Dila kembali menambahkan, "Kami di sini yang akan mendampingi kalian selama berada di klub ini. Emm...  Langsung aja kita mulai, ya? Takut kesorean nanti kalian pulangnya. Untuk pertemuan pertama ini, kami akan memperkenalkan kalian terlebih dahulu dengan fotografi."

Selama hampir setengah jam berada di dalam ruangan itu, Adya sama sekali tidak mendengarkan apa yang dijelaskan oleh Dila. Ia menangkup pipinya sendiri menggunakan kedua tangan yang ia tumpu pada meja. Titik fokusnya terpusat kepada cowok yang sedang berdiri dengan punggung bersandar pada tembok dan tangan bersedekap dada di depan sana. Keren sekali.

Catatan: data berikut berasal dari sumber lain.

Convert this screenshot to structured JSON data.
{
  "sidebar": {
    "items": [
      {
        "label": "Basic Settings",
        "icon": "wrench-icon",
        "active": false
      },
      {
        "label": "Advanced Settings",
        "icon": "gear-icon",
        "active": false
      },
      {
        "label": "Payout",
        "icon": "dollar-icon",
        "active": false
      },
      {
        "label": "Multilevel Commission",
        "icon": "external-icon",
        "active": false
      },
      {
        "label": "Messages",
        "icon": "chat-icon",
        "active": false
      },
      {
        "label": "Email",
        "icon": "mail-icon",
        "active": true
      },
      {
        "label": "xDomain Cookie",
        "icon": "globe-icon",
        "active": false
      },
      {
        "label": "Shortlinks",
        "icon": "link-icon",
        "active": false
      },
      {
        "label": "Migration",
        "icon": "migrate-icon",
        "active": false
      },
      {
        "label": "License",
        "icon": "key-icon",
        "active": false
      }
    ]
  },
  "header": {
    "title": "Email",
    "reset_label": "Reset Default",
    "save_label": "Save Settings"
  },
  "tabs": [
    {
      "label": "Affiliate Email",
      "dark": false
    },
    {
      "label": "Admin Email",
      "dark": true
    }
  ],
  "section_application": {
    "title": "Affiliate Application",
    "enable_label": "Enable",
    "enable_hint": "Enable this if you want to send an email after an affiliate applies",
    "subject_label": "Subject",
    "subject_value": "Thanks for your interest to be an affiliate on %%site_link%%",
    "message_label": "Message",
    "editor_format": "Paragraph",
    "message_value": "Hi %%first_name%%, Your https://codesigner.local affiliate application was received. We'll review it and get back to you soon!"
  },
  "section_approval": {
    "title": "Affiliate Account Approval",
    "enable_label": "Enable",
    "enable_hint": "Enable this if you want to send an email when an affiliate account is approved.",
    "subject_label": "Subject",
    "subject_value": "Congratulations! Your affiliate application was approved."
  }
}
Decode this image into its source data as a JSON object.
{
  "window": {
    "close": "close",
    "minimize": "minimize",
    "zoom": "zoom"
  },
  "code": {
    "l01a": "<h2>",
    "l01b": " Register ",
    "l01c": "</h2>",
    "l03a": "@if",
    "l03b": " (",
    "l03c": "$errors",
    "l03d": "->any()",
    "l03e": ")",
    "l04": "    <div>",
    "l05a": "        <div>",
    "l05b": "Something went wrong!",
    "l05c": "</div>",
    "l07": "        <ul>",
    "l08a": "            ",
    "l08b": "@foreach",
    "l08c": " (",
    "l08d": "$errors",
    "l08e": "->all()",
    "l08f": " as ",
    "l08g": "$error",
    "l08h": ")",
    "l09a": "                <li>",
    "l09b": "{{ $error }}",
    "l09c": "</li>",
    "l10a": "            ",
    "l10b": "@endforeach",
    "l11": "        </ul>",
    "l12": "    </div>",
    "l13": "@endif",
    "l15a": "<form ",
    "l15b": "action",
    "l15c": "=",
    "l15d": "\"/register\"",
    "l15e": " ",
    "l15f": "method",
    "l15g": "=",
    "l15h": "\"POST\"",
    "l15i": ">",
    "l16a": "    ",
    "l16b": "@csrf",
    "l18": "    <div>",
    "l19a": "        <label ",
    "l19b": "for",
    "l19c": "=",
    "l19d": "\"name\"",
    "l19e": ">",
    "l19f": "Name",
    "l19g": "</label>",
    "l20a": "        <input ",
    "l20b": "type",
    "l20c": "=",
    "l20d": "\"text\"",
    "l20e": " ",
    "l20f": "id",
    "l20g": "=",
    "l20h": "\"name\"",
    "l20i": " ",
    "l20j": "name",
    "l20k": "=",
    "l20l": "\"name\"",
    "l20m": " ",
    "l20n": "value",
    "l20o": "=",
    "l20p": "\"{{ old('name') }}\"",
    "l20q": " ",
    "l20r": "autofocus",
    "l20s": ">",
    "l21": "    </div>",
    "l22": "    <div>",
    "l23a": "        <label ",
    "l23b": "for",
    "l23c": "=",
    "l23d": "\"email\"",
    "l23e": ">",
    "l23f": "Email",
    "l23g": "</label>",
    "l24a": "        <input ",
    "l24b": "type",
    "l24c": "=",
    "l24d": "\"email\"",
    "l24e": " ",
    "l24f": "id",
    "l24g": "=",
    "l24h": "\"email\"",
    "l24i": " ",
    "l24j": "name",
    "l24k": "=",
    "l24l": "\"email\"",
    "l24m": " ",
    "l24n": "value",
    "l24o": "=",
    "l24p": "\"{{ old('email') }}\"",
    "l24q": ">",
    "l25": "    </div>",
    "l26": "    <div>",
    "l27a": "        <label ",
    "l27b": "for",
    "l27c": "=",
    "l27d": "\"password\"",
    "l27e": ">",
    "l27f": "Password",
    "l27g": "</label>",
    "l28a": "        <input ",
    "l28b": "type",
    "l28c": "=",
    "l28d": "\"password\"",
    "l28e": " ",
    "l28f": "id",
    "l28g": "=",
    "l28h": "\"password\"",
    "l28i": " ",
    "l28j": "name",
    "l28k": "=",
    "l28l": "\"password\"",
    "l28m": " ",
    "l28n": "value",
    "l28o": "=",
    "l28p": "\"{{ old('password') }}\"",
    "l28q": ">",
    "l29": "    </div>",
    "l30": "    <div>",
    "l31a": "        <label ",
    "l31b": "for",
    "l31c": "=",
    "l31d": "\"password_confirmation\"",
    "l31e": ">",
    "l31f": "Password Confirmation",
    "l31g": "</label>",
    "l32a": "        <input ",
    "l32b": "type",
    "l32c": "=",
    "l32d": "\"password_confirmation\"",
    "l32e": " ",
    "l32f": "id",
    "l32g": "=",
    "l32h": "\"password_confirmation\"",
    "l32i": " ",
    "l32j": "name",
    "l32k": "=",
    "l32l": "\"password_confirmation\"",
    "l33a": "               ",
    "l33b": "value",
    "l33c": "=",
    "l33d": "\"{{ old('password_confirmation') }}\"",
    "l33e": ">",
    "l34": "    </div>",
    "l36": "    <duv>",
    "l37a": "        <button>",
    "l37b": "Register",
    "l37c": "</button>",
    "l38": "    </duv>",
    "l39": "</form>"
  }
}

Rambut hitam, kulit sedikit tan nan bersih, kemeja rapih dengan dasi yang masih melingkar di leher dibalut almamater yang kancingnya tidak ditautkan, dan jam tangan hitam melingkar di pergelangan tangan. Semua itu tertangkap di kamera pandang Adya.

Tiba-tiba Adrian menegakkan tubuhnya. Tapi mengapa Adya merasa kalau Adrian berjalan ke arahnya, ya? Mata Adya semakin terbuka lebar dengan jantung yang bertalu-talu lebih cepat. Ia sebenarnya tidak ingin ge-er. Tapi pandangan Adrian seperti tertuju padanya. Jadi bagaimana bisa ia tidak ge-er?!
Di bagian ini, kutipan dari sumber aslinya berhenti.